Head of the Soviet state - Vladimir Lenin Biography
On November 8, Lenin was elected as Chairman of the Council of People's Commissars by the Russian Soviet Congress. Faced with the threat of German invasion, Vladimir Lenin argued that Russia should immediately sign a peace treaty. Other Bolshevik leaders, such as Bukharin, advocated continuing the war as a means of fomenting revolution in Germany. Trotsky, who led the negotiations, advocated an intermediate position, calling for a peace treaty only on the conditions that no territorial gains on either side be consolidated.
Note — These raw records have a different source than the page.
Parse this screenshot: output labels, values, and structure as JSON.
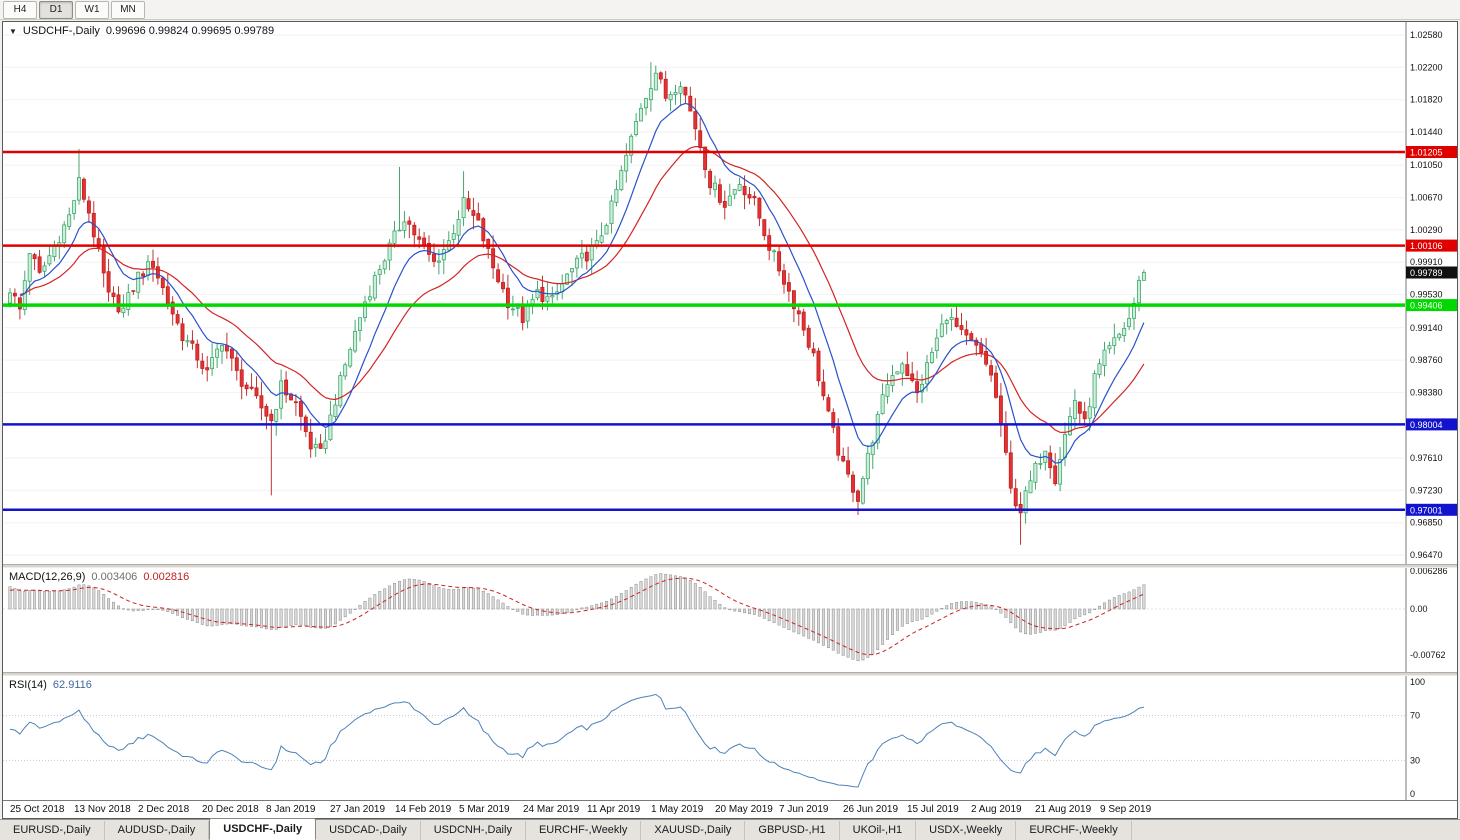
{
  "toolbar": {
    "timeframes": [
      {
        "label": "H4",
        "active": false
      },
      {
        "label": "D1",
        "active": true
      },
      {
        "label": "W1",
        "active": false
      },
      {
        "label": "MN",
        "active": false
      }
    ]
  },
  "header": {
    "dropdown_icon": "▼",
    "symbol_title": "USDCHF-,Daily",
    "ohlc": "0.99696 0.99824 0.99695 0.99789"
  },
  "macd_panel": {
    "title": "MACD(12,26,9)",
    "main_value": "0.003406",
    "signal_value": "0.002816"
  },
  "rsi_panel": {
    "title": "RSI(14)",
    "value": "62.9116"
  },
  "tabs": [
    {
      "label": "EURUSD-,Daily",
      "active": false
    },
    {
      "label": "AUDUSD-,Daily",
      "active": false
    },
    {
      "label": "USDCHF-,Daily",
      "active": true
    },
    {
      "label": "USDCAD-,Daily",
      "active": false
    },
    {
      "label": "USDCNH-,Daily",
      "active": false
    },
    {
      "label": "EURCHF-,Weekly",
      "active": false
    },
    {
      "label": "XAUUSD-,Daily",
      "active": false
    },
    {
      "label": "GBPUSD-,H1",
      "active": false
    },
    {
      "label": "UKOil-,H1",
      "active": false
    },
    {
      "label": "USDX-,Weekly",
      "active": false
    },
    {
      "label": "EURCHF-,Weekly",
      "active": false
    }
  ],
  "colors": {
    "bull_fill": "#c9efd8",
    "bull_stroke": "#2f9e5f",
    "bear_fill": "#e53131",
    "bear_stroke": "#b81d1d",
    "ma_fast": "#2952cc",
    "ma_slow": "#d42424",
    "macd_hist_fill": "#d9d9d9",
    "macd_hist_stroke": "#8c8c8c",
    "macd_signal": "#cc2222",
    "rsi_line": "#4d82b8",
    "level_red": "#e00000",
    "level_green": "#00d800",
    "level_blue": "#1212cf",
    "grid": "#f2f2f2",
    "axis_line": "#7a7a7a",
    "current_badge": "#111111"
  },
  "chart_data": {
    "type": "candlestick",
    "symbol": "USDCHF-",
    "timeframe": "Daily",
    "last_ohlc": {
      "open": 0.99696,
      "high": 0.99824,
      "low": 0.99695,
      "close": 0.99789
    },
    "candle_count": 231,
    "close_waypoints": [
      [
        0,
        0.996
      ],
      [
        2,
        0.9935
      ],
      [
        4,
        1.0005
      ],
      [
        6,
        0.9975
      ],
      [
        9,
        1.001
      ],
      [
        12,
        1.0045
      ],
      [
        14,
        1.0085
      ],
      [
        16,
        1.005
      ],
      [
        18,
        1.0
      ],
      [
        20,
        0.995
      ],
      [
        23,
        0.9935
      ],
      [
        26,
        0.9975
      ],
      [
        29,
        0.999
      ],
      [
        32,
        0.9945
      ],
      [
        35,
        0.9905
      ],
      [
        38,
        0.988
      ],
      [
        40,
        0.986
      ],
      [
        43,
        0.99
      ],
      [
        46,
        0.986
      ],
      [
        49,
        0.9835
      ],
      [
        53,
        0.9805
      ],
      [
        55,
        0.9845
      ],
      [
        58,
        0.9825
      ],
      [
        61,
        0.9775
      ],
      [
        63,
        0.9765
      ],
      [
        66,
        0.983
      ],
      [
        69,
        0.989
      ],
      [
        72,
        0.9945
      ],
      [
        75,
        0.9985
      ],
      [
        78,
        1.002
      ],
      [
        80,
        1.0045
      ],
      [
        83,
        1.0015
      ],
      [
        86,
        0.999
      ],
      [
        89,
        1.0015
      ],
      [
        92,
        1.006
      ],
      [
        95,
        1.0035
      ],
      [
        98,
        0.9985
      ],
      [
        101,
        0.9945
      ],
      [
        104,
        0.9925
      ],
      [
        107,
        0.9955
      ],
      [
        110,
        0.9945
      ],
      [
        113,
        0.9975
      ],
      [
        116,
        0.9995
      ],
      [
        119,
        1.001
      ],
      [
        122,
        1.0055
      ],
      [
        125,
        1.0115
      ],
      [
        128,
        1.0175
      ],
      [
        131,
        1.0215
      ],
      [
        133,
        1.0185
      ],
      [
        136,
        1.0205
      ],
      [
        139,
        1.015
      ],
      [
        142,
        1.0085
      ],
      [
        145,
        1.006
      ],
      [
        148,
        1.0085
      ],
      [
        151,
        1.006
      ],
      [
        154,
        1.001
      ],
      [
        157,
        0.997
      ],
      [
        160,
        0.993
      ],
      [
        163,
        0.988
      ],
      [
        166,
        0.981
      ],
      [
        169,
        0.975
      ],
      [
        172,
        0.9715
      ],
      [
        175,
        0.9785
      ],
      [
        178,
        0.985
      ],
      [
        181,
        0.9875
      ],
      [
        184,
        0.9835
      ],
      [
        187,
        0.9885
      ],
      [
        190,
        0.993
      ],
      [
        193,
        0.9905
      ],
      [
        196,
        0.989
      ],
      [
        199,
        0.986
      ],
      [
        201,
        0.98
      ],
      [
        203,
        0.9722
      ],
      [
        205,
        0.97
      ],
      [
        208,
        0.9748
      ],
      [
        210,
        0.9775
      ],
      [
        212,
        0.9738
      ],
      [
        214,
        0.9788
      ],
      [
        216,
        0.983
      ],
      [
        218,
        0.98
      ],
      [
        220,
        0.9855
      ],
      [
        222,
        0.988
      ],
      [
        225,
        0.9905
      ],
      [
        227,
        0.9925
      ],
      [
        230,
        0.9979
      ]
    ],
    "wick_spikes": [
      {
        "day": 14,
        "high": 1.0124
      },
      {
        "day": 53,
        "low": 0.9717
      },
      {
        "day": 79,
        "high": 1.0103
      },
      {
        "day": 92,
        "high": 1.0098
      },
      {
        "day": 130,
        "high": 1.0226
      },
      {
        "day": 131,
        "high": 1.0222
      },
      {
        "day": 172,
        "low": 0.9694
      },
      {
        "day": 205,
        "low": 0.9659
      }
    ],
    "moving_averages": [
      {
        "name": "fast-ma",
        "period": 10,
        "color_key": "ma_fast"
      },
      {
        "name": "slow-ma",
        "period": 25,
        "color_key": "ma_slow"
      }
    ],
    "levels": [
      {
        "value": 1.01205,
        "label": "1.01205",
        "color_key": "level_red",
        "thickness": 2.5
      },
      {
        "value": 1.00106,
        "label": "1.00106",
        "color_key": "level_red",
        "thickness": 2.5
      },
      {
        "value": 0.99406,
        "label": "0.99406",
        "color_key": "level_green",
        "thickness": 3.5
      },
      {
        "value": 0.98004,
        "label": "0.98004",
        "color_key": "level_blue",
        "thickness": 2.5
      },
      {
        "value": 0.97001,
        "label": "0.97001",
        "color_key": "level_blue",
        "thickness": 2.5
      }
    ],
    "current_price": {
      "value": 0.99789,
      "label": "0.99789"
    },
    "price_axis": {
      "min": 0.9647,
      "max": 1.0258,
      "ticks": [
        "1.02580",
        "1.02200",
        "1.01820",
        "1.01440",
        "1.01050",
        "1.00670",
        "1.00290",
        "0.99910",
        "0.99530",
        "0.99140",
        "0.98760",
        "0.98380",
        "0.97610",
        "0.97230",
        "0.96850",
        "0.96470"
      ]
    },
    "dates": [
      "25 Oct 2018",
      "13 Nov 2018",
      "2 Dec 2018",
      "20 Dec 2018",
      "8 Jan 2019",
      "27 Jan 2019",
      "14 Feb 2019",
      "5 Mar 2019",
      "24 Mar 2019",
      "11 Apr 2019",
      "1 May 2019",
      "20 May 2019",
      "7 Jun 2019",
      "26 Jun 2019",
      "15 Jul 2019",
      "2 Aug 2019",
      "21 Aug 2019",
      "9 Sep 2019"
    ],
    "macd": {
      "fast": 12,
      "slow": 26,
      "signal": 9,
      "last_values": [
        0.003406,
        0.002816
      ],
      "axis_ticks": [
        {
          "label": "0.006286",
          "value": 0.006286
        },
        {
          "label": "0.00",
          "value": 0
        },
        {
          "label": "-0.00762",
          "value": -0.00762
        }
      ]
    },
    "rsi": {
      "period": 14,
      "last_value": 62.9116,
      "overbought": 70,
      "oversold": 30,
      "axis_ticks": [
        {
          "label": "100",
          "value": 100
        },
        {
          "label": "70",
          "value": 70
        },
        {
          "label": "30",
          "value": 30
        },
        {
          "label": "0",
          "value": 0
        }
      ]
    }
  }
}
After the negotiations collapsed, Germany launched an invasion that resulted in the loss of much of Russia's western territory. As a result of this turn of events, Vladimir Lenin's position consequently gained the support of the majority in the Bolshevik leadership, and Russia signed the eventual Treaty of Brest-Litovsk, under disadvantageous terms (March 1918).
In accepting that the soviets were the only legitimate form of a worker's government, Vladimir Lenin shut down the Russian Constituent Assembly. The Bolsheviks lost the vote there, but had majority support in the Congress of Soviets. Initially, they formed a coalition government with the left wing of the Socialist Revolutionaries. However, their coalition collapsed after the Social Revolutionaries opposed the Brest-Litovsk treaty, and they joined other parties in seeking to overthrow the government of the soviets. The situation degenerated, with non-Bolshevik parties (including some of the socialist groups) actively seeking the overthrow of the soviet government. Vladimir Lenin responded by (unsuccessfully) trying to shut down their activities.
On August 30, 1918, Fanya Kaplan, a member of the Socialist Revolutionary Party, approached Vladimir Lenin after he'd spoken at a meeting and was on his way to his car. She called out to Lenin, and when he turned to answer, fired three shots, two of which struck him in the shoulder and lung. Lenin was taken to his private apartment in the Kremlin, and refused to venture to a hospital, believing other assassins would be waiting there. Doctors were summoned, but decided that it was too dangerous to remove the bullets. Vladimir Lenin eventually recovered, though his health declined from this point, and it is believed that the incident contributed to his later strokes.
In March, 1919, Vladimir Lenin and other Bolshevik leaders met with revolutionary socialists from around the world and formed the Communist International. Members of the Communist International, including Lenin and the Bolsheviks themselves, broke off from the broader socialist movement. From that point onwards, they would be known as communists. In Russia, the Bolshevik Party was renamed the "Russian Communist Party (Bolsheviks)", which eventually became the CPSU.